4

I searched how to detect that file is .xls and I've found a solution like this (but not deprecated):
POIFSFileSystem:

@Deprecated
@Removal(version="4.0")
public static boolean hasPOIFSHeader(InputStream inp) throws IOException {
    return FileMagic.valueOf(inp) == FileMagic.OLE2;
}

But this one returns true for all microsoft word documents for example for .doc

Is there a way to detect .xls document?

Aleksei Budiak
  • 871
  • 5
  • 16
gstackoverflow
  • 36,709
  • 117
  • 359
  • 710
  • Have a look at the source of [EmbeddedExtractor](https://poi.apache.org/apidocs/org/apache/poi/ss/extractor/EmbeddedExtractor.html) – kiwiwings Sep 22 '17 at 20:14
  • 1
    @kiwiwings You seem experienced with Apache POI. Wouldn't it be enough to check something like `POIFSFileSystem(inputStream).getRoot().getStorageClsid().equals(ClassID.EXCEL97)`? Since I don't know the file format well I couldn't be sure that it is reliable or not. – Kul-Tigin Sep 26 '17 at 06:43
  • 2
    @Kul-Tigin Beside the `ClassID`, I would also check for `DirectoryNode` names - see the `BiffExtractor` in [EmbeddedExtractor](https://svn.apache.org/repos/asf/poi/trunk/src/ooxml/java/org/apache/poi/ss/extractor/EmbeddedExtractor.java).

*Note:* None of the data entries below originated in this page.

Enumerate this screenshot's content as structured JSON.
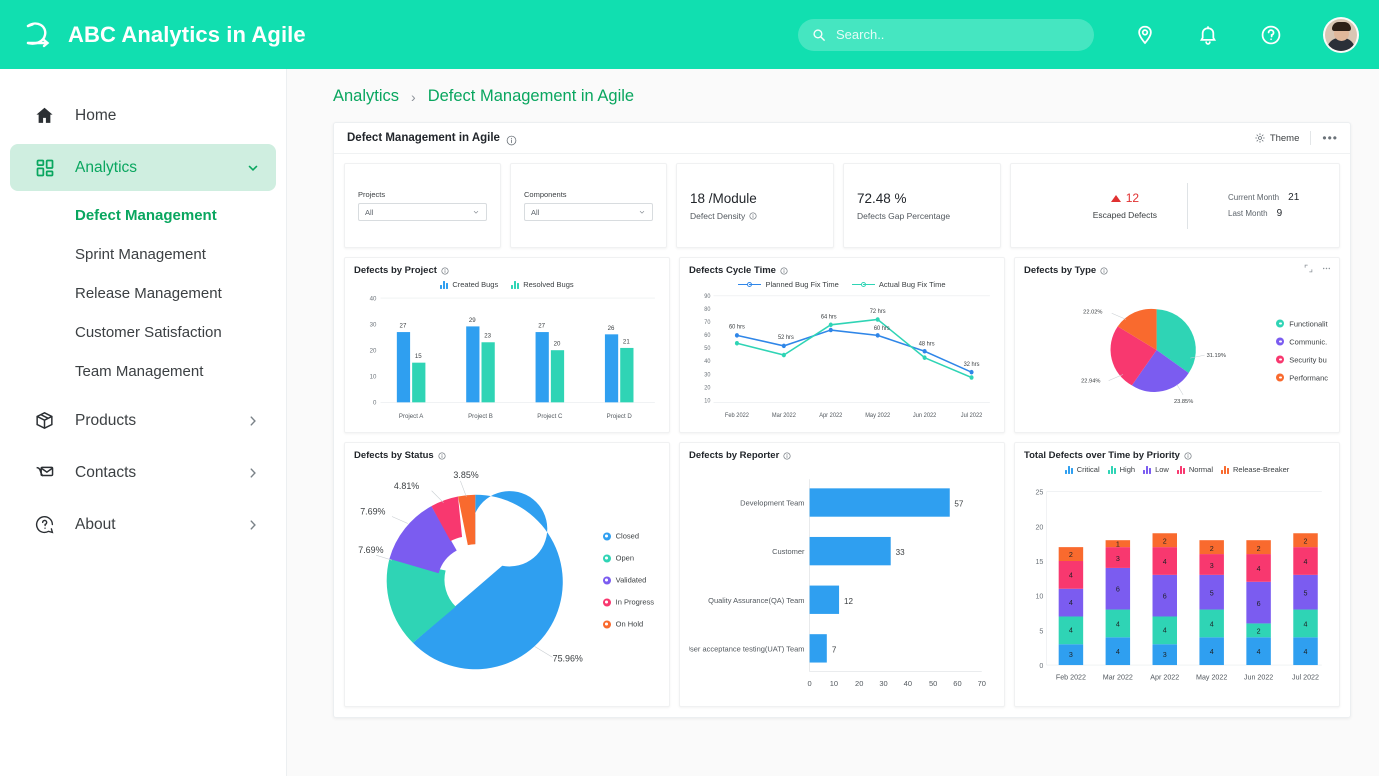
{
  "header": {
    "app_title": "ABC Analytics in Agile",
    "logo_icon": "refresh-arrow-icon",
    "search": {
      "placeholder": "Search..",
      "value": "",
      "icon": "search-icon"
    },
    "icons": [
      {
        "name": "location-pin-icon"
      },
      {
        "name": "notification-bell-icon"
      },
      {
        "name": "help-circle-icon"
      }
    ],
    "avatar": "user-avatar",
    "brand_color": "#11dfb0"
  },
  "sidebar": {
    "items": [
      {
        "label": "Home",
        "icon": "home-icon",
        "active": false,
        "chevron": ""
      },
      {
        "label": "Analytics",
        "icon": "grid-icon",
        "active": true,
        "chevron": "down"
      },
      {
        "label": "Products",
        "icon": "box-icon",
        "active": false,
        "chevron": "right"
      },
      {
        "label": "Contacts",
        "icon": "contact-mail-icon",
        "active": false,
        "chevron": "right"
      },
      {
        "label": "About",
        "icon": "question-circle-icon",
        "active": false,
        "chevron": "right"
      }
    ],
    "sub_items": [
      {
        "label": "Defect Management",
        "current": true
      },
      {
        "label": "Sprint Management",
        "current": false
      },
      {
        "label": "Release Management",
        "current": false
      },
      {
        "label": "Customer Satisfaction",
        "current": false
      },
      {
        "label": "Team Management",
        "current": false
      }
    ],
    "active_color": "#09a65f"
  },
  "breadcrumb": {
    "root": "Analytics",
    "separator": "›",
    "current": "Defect Management in Agile"
  },
  "panel": {
    "title": "Defect Management in Agile",
    "info_icon": "info-icon",
    "theme_label": "Theme",
    "theme_icon": "palette-icon",
    "more_label": "•••"
  },
  "kpis": {
    "projects": {
      "label": "Projects",
      "value": "All",
      "options": [
        "All"
      ]
    },
    "components": {
      "label": "Components",
      "value": "All",
      "options": [
        "All"
      ]
    },
    "defect_density": {
      "value": "18 /Module",
      "label": "Defect Density"
    },
    "defects_gap": {
      "value": "72.48 %",
      "label": "Defects Gap Percentage"
    },
    "escaped": {
      "value": "12",
      "label": "Escaped Defects",
      "trend": "up",
      "trend_color": "#e03131",
      "current_month_label": "Current Month",
      "current_month_value": "21",
      "last_month_label": "Last Month",
      "last_month_value": "9"
    }
  },
  "chart_data": [
    {
      "id": "defects-by-project",
      "type": "bar",
      "title": "Defects by Project",
      "categories": [
        "Project A",
        "Project B",
        "Project C",
        "Project D"
      ],
      "series": [
        {
          "name": "Created Bugs",
          "color": "#2f9ff0",
          "values": [
            27,
            29,
            27,
            26
          ]
        },
        {
          "name": "Resolved Bugs",
          "color": "#2fd4b5",
          "values": [
            15,
            23,
            20,
            21
          ]
        }
      ],
      "ylim": [
        0,
        40
      ],
      "yticks": [
        0,
        10,
        20,
        30,
        40
      ],
      "xlabel": "",
      "ylabel": "",
      "grid": false,
      "legend": "top"
    },
    {
      "id": "defects-cycle-time",
      "type": "line",
      "title": "Defects Cycle Time",
      "categories": [
        "Feb 2022",
        "Mar 2022",
        "Apr 2022",
        "May 2022",
        "Jun 2022",
        "Jul 2022"
      ],
      "series": [
        {
          "name": "Planned Bug Fix Time",
          "color": "#2f86e8",
          "values": [
            60,
            52,
            64,
            60,
            48,
            32
          ]
        },
        {
          "name": "Actual Bug Fix Time",
          "color": "#2fd4b5",
          "values": [
            54,
            45,
            68,
            72,
            43,
            28
          ]
        }
      ],
      "point_labels": [
        "60 hrs",
        "52 hrs",
        "64 hrs",
        "72 hrs",
        "60 hrs",
        "48 hrs",
        "32 hrs"
      ],
      "ylim": [
        10,
        90
      ],
      "yticks": [
        10,
        20,
        30,
        40,
        50,
        60,
        70,
        80,
        90
      ],
      "grid": false,
      "legend": "top"
    },
    {
      "id": "defects-by-type",
      "type": "pie",
      "title": "Defects by Type",
      "labels": [
        "Functionalit",
        "Communic.",
        "Security bu",
        "Performanc"
      ],
      "values": [
        31.19,
        23.85,
        22.94,
        22.02
      ],
      "value_labels": [
        "31.19%",
        "23.85%",
        "22.94%",
        "22.02%"
      ],
      "colors": [
        "#2fd4b5",
        "#7b5cf0",
        "#f8386f",
        "#f96a2e"
      ],
      "legend": "right"
    },
    {
      "id": "defects-by-status",
      "type": "pie",
      "title": "Defects by Status",
      "donut": true,
      "labels": [
        "Closed",
        "Open",
        "Validated",
        "In Progress",
        "On Hold"
      ],
      "values": [
        75.96,
        7.69,
        7.69,
        4.81,
        3.85
      ],
      "value_labels": [
        "75.96%",
        "7.69%",
        "7.69%",
        "4.81%",
        "3.85%"
      ],
      "colors": [
        "#2f9ff0",
        "#2fd4b5",
        "#7b5cf0",
        "#f8386f",
        "#f96a2e"
      ],
      "legend": "right"
    },
    {
      "id": "defects-by-reporter",
      "type": "bar",
      "orientation": "horizontal",
      "title": "Defects by Reporter",
      "categories": [
        "Development Team",
        "Customer",
        "Quality Assurance(QA) Team",
        "User acceptance testing(UAT) Team"
      ],
      "values": [
        57,
        33,
        12,
        7
      ],
      "color": "#2f9ff0",
      "xlim": [
        0,
        70
      ],
      "xticks": [
        0,
        10,
        20,
        30,
        40,
        50,
        60,
        70
      ],
      "grid": false,
      "legend": "none"
    },
    {
      "id": "total-defects-over-time-by-priority",
      "type": "bar",
      "stacked": true,
      "title": "Total Defects over Time by Priority",
      "categories": [
        "Feb 2022",
        "Mar 2022",
        "Apr 2022",
        "May 2022",
        "Jun 2022",
        "Jul 2022"
      ],
      "series": [
        {
          "name": "Critical",
          "color": "#2f9ff0",
          "values": [
            3,
            4,
            3,
            4,
            4,
            4
          ]
        },
        {
          "name": "High",
          "color": "#2fd4b5",
          "values": [
            4,
            4,
            4,
            4,
            2,
            4
          ]
        },
        {
          "name": "Low",
          "color": "#7b5cf0",
          "values": [
            4,
            6,
            6,
            5,
            6,
            5
          ]
        },
        {
          "name": "Normal",
          "color": "#f8386f",
          "values": [
            4,
            3,
            4,
            3,
            4,
            4
          ]
        },
        {
          "name": "Release-Breaker",
          "color": "#f96a2e",
          "values": [
            2,
            1,
            2,
            2,
            2,
            2
          ]
        }
      ],
      "ylim": [
        0,
        25
      ],
      "yticks": [
        0,
        5,
        10,
        15,
        20,
        25
      ],
      "grid": false,
      "legend": "top"
    }
  ]
}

Not every program, which outputs .xls/.doc, sets the ClassId correct. Be aware that there are multiple `DirectoryNode` names for e.g. Excel (see [`InternalWorkbook`](https://svn.apache.org/repos/asf/poi/trunk/src/java/org/apache/poi/hssf/model/InternalWorkbook.java)`.WORKBOOK_DIR_ENTRY_NAMES`) – kiwiwings Sep 26 '17 at 16:28
  • Is it an option to use Apache Tika? https://tika.apache.org/ – Nathanael Sep 27 '17 at 12:29
  • @Nathanael Tika usesPOI internally – gstackoverflow Sep 27 '17 at 13:33
  • 1
    Yes, if you could use Tika you can use the MimeType detection. Or you can look in the source code how they implemented it. E.g. the POIFSContainerDetector – Nathanael Sep 28 '17 at 12:30
  • @Nathanael, I can use Tika. – gstackoverflow Sep 28 '17 at 12:33
  • The `file` command (cygwin) seems to differentiate these. You use it via ProcessBuilder or use its code to do file magic check. – Jayan Oct 01 '17 at 08:39

3 Answers3

3

Both .doc/.xls documents can are stored in the OLE2 storage format. The org.apache.poi.poifs.filesystem.FileMagic helps you to detect the file storage format only and not sufficient alone to distinguish between .doc/.xls files.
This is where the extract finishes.